Casse de conscience
Une démonstration implacable de la manière dont le nazisme a obligé à penser l’impensable.
Saccage absolu, le nazisme a détruit la langue, l’esprit du droit et s’est rendu à jamais coupable d’avoir conçu le projet fou d’un homme, réduit à son socle biologique. Ce que la culture a eu tant de mal à faire valoir, la terreur nazie le détruisit en « seulement » douze ans d’une catastrophe sans précédent. Mais le nazisme pulvérisa aussi la psychanalyse en un temps record, la disqualifiant comme « science juive ». On dénonça son pansexualisme obscène, l’oeuvre de Freud fut livrée au bûcher de l’autodafé et les esprits les plus brillants de la Mitteleuropa prirent le chemin de l’exil. Mais là n’est pas l’essentiel, tout l’intérêt de ce livre de grand style étant d’en épingler les enjeux vitaux, aujourd’hui.
Conception du monde, le totalitarisme fut censé apporter une solution à tout, alors que la psychanalyse laisse ouvert le champ des possibles et confronte l’homme à l’incertitude. Le jargon nazi a pourri la langue jusqu’à l’os, par ses simplismes, ses slogans meurtriers, ses tautologies absurdes, là où la psychanalyse rencontre, à chaque instant de son exercice, un sujet aux prises avec les effets inconscients de la langue. Ses nuances, ses non-dits, ses ambiguïtés. Le nazisme se prosterna devant le bios et sacrifia le logos, au fondement de notre culture.

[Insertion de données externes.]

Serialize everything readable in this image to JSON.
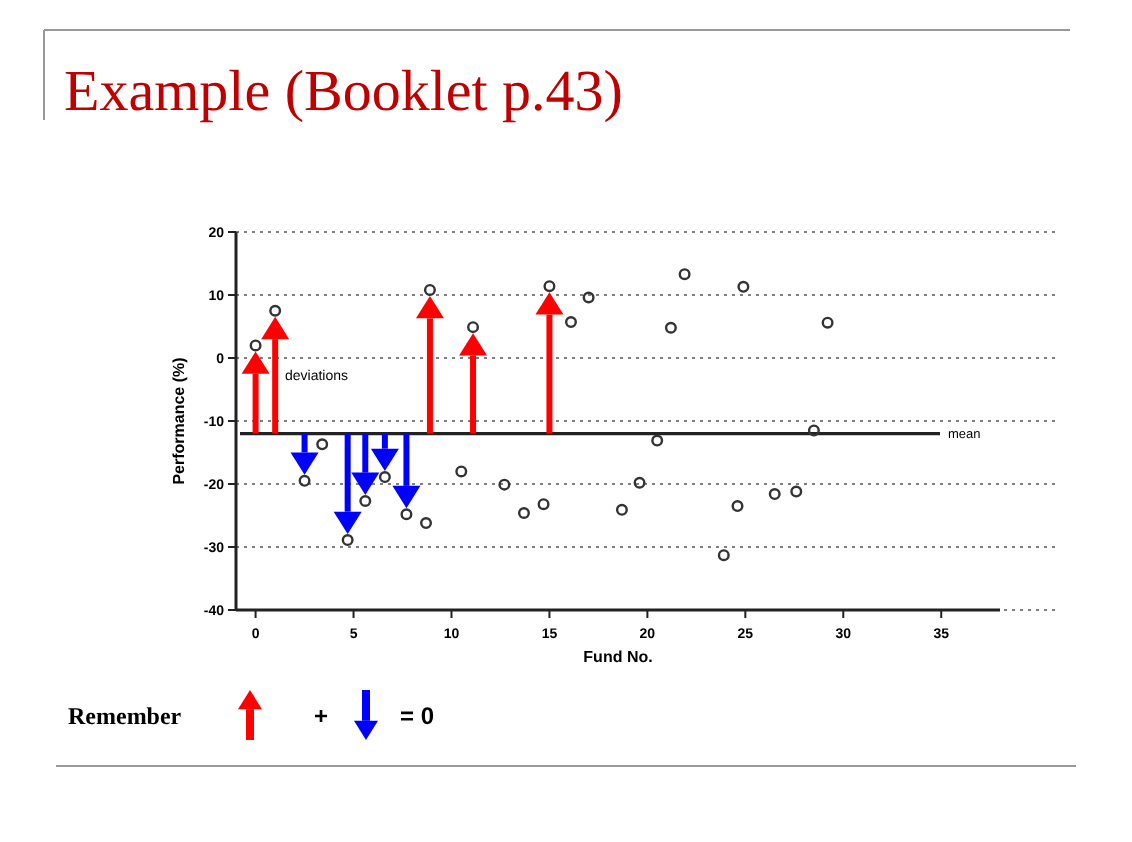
{
  "chart_data": {
    "type": "scatter",
    "title": "Example (Booklet p.43)",
    "xlabel": "Fund No.",
    "ylabel": "Performance (%)",
    "series": [
      {
        "color": "#333333",
        "x": [
          0,
          1,
          2.5,
          3.4,
          4.7,
          5.6,
          6.6,
          7.7,
          8.7,
          8.9,
          10.5,
          11.1,
          12.7,
          13.7,
          14.7,
          15,
          16.1,
          17,
          18.7,
          19.6,
          20.5,
          21.2,
          21.9,
          23.9,
          24.6,
          24.9,
          26.5,
          27.6,
          28.5,
          29.2
        ],
        "values": [
          2,
          7.5,
          -19.5,
          -13.7,
          -28.9,
          -22.7,
          -18.9,
          -24.8,
          -26.2,
          10.8,
          -18,
          4.9,
          -20.1,
          -24.6,
          -23.2,
          11.4,
          5.7,
          9.6,
          -24.1,
          -19.8,
          -13.1,
          4.8,
          13.3,
          -31.3,
          -23.5,
          11.3,
          -21.6,
          -21.2,
          -11.5,
          5.6
        ]
      }
    ],
    "xlim": [
      -1,
      38
    ],
    "ylim": [
      -40,
      20
    ],
    "xticks": [
      0,
      5,
      10,
      15,
      20,
      25,
      30,
      35
    ],
    "yticks": [
      -40,
      -30,
      -20,
      -10,
      0,
      10,
      20
    ],
    "grid": "y",
    "marker": "circle",
    "ref_lines": [
      {
        "axis": "y",
        "value": -12,
        "label": "mean",
        "color": "#222222"
      }
    ],
    "annotations": [
      "deviations",
      "Remember",
      "+",
      "= 0"
    ]
  }
}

C’est ce que révèle Laurence Kahn – une psychanalyste refusant l’étreinte du pathos et des bons sentiments – dans Ce que le nazisme a fait à la psychanalyse. Elle nous montre que Hitler a obligé les tenants de cette discipline à penser l’impensable : le traumatisme de l’extermination, la « psychose de masse », la paranoïa collective, qui précipita le peuple allemand dans les meurtres de l’Est. Le nazisme historique est bien mort, mais demeure, bien vivante, une certaine fascination béate pour le progrès. Ce livre nous rappelle enfin que l’Histoire n’explique pas tout : elle bute sur le seuil des crématoires où, comme l’écrit l’écrivain hongrois Imre Kertész, « des demi- morts brûlent des morts ».